Image via GUILLERMO ARIAS/AFP/Getty Images

AFP/Getty Images

The migrants began to march on the border because conditions in the Tijuana sports stadium where they’ve lived since the caravan began arriving from Central America last week are now intolerable. Joseph Garcia, a father from Honduras, explains to Reuters that the situation is growing more extreme by the day. “They want us to wait in Mexico but I for one am desperate. My little girl is sick and I don’t even have money for milk,” he says. “I can’t stand it anymore.”

Along with CBP, the U.S. military has a presence at the border, but officials say they’re there to protect CBP agents and aren’t armed with pistols. “Department of Defense military personnel will not be conducting law enforcement functions, but are authorized to provide force protection for Customs and Border Protection personnel,” a statement from the U.S. Northern Command reads.

It’s hard to understand why CBP felt so threatened. Members of the crowd literally included toddlers in diapers, fleeing the tear gas with their terrified mothers.

Meanwhile, our sadistic president has been rage-tweeting about his refusal to help asylum seekers, apparently disregarding the fact that seeking asylum is a legal way to enter the country.

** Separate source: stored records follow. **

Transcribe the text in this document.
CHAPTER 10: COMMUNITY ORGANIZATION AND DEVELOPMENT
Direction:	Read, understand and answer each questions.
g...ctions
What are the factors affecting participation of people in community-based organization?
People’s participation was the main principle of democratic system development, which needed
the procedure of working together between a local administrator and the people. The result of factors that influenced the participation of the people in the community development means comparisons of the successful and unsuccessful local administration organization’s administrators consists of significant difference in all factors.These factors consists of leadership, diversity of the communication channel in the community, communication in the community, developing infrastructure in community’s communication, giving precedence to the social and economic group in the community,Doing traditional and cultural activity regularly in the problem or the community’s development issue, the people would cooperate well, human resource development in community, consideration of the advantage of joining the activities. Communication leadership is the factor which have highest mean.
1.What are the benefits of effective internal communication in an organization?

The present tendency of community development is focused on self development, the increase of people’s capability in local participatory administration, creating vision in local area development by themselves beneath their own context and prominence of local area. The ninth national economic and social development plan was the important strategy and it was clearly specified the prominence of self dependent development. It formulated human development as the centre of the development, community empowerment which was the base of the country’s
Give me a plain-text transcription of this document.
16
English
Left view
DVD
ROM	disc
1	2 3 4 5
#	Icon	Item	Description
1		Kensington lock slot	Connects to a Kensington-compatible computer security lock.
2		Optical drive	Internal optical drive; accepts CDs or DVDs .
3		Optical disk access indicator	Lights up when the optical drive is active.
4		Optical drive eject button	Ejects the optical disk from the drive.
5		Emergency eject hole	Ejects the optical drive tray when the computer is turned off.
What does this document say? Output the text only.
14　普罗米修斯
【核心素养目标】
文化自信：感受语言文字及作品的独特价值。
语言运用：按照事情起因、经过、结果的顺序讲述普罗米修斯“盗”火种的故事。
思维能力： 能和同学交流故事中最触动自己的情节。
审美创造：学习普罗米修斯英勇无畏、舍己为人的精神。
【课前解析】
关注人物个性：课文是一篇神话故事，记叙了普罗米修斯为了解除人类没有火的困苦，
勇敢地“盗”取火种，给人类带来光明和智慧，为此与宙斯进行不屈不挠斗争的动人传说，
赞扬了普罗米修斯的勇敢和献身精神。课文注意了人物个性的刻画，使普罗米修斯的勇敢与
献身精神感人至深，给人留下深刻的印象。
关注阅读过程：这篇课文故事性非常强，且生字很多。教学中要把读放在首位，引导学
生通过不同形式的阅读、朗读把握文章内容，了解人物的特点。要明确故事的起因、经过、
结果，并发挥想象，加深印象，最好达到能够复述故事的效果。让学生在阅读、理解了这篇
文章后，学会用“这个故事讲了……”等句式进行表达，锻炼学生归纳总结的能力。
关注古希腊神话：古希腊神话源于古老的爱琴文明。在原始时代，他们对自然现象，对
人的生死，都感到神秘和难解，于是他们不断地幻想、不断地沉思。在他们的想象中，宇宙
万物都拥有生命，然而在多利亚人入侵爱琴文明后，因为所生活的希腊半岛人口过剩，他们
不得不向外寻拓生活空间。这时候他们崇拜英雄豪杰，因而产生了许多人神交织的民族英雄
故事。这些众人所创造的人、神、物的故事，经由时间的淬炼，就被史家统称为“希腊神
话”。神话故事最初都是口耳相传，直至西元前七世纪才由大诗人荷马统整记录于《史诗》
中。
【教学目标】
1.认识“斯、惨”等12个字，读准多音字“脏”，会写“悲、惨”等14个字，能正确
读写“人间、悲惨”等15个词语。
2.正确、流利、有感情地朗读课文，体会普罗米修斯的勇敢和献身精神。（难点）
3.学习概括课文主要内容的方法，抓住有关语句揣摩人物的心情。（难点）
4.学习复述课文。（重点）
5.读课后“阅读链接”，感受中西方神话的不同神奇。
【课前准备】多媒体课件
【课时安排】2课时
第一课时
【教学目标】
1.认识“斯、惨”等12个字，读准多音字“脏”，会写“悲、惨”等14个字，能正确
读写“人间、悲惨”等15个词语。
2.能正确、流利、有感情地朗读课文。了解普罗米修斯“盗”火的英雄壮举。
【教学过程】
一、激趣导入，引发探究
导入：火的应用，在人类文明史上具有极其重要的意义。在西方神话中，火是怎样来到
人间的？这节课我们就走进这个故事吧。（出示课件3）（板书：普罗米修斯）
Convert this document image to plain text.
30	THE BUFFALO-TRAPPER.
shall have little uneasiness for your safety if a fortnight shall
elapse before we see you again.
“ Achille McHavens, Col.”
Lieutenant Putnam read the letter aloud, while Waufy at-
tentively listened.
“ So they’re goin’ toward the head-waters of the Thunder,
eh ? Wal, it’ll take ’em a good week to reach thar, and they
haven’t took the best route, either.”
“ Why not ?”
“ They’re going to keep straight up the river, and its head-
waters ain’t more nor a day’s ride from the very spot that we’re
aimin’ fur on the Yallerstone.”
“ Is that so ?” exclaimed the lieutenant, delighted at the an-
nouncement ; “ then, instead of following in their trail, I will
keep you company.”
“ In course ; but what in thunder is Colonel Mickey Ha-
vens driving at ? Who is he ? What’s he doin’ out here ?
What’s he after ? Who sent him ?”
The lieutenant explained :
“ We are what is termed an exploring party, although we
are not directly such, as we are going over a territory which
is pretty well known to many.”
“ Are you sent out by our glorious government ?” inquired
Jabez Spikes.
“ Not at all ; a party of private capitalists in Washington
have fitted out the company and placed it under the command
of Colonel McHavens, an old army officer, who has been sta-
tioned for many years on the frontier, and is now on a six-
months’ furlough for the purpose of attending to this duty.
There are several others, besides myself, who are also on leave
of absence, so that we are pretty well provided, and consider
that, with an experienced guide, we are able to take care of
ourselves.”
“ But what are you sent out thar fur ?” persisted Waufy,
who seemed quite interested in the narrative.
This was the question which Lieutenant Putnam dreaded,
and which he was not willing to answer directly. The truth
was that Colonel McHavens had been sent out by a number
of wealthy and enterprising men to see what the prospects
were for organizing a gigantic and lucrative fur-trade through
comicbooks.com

The group of migrants, mostly from Honduras, are fleeing danger and poverty in their home country. Their wait in Tijuana has been so long that their frustration led them to march while some chanted, “We aren’t criminals! We are hard workers.” They’re not being granted permission to even apply for asylum, so it’s easy to see why they’re growing desperate for better conditions while waiting in the stadium.

A group of Central American migrants -mostly from Honduras- cross the almost dry riverbed of the Tijuana River in an attempt to get to El Chaparral port of entry, in Tijuana, Baja California State, Mexico, near US-Mexico border on November 25, 2018. – Hundreds of migrants attempted to storm a border fence separating Mexico from the US on Sunday amid mounting fears they will be kept in Mexico while their applications for a asylum are processed. An AFP photographer said the migrants broke away from a peaceful march at a border bridge and tried to climb over a metal border barrier in the attempt to enter the United States. (Photo by Guillermo Arias / AFP) (Photo credit should read GUILLERMO ARIAS/AFP/Getty Images)

AFP/Getty Images

BuzzFeed reports that the caravan in Tijuana includes up to 5,157 people with more migrants expected to arrive in the coming weeks. Honduran Julio Ulloa says all they hope for is a chance to enter the U.S. to apply for asylum. “Trump says he won’t open the door but God has the last word,” he says. He also points out that conditions in the stadium are only going to get worse as time goes on. “People are frustrated,” Ulloa said. “We barely fit and there are more people coming.”

Which means we can expect to see more horrific clashes between migrants and officials, so the terrifying prospect of even worse violence looms.

How long until it’s decided that tear gas and rubber bullets aren’t enough?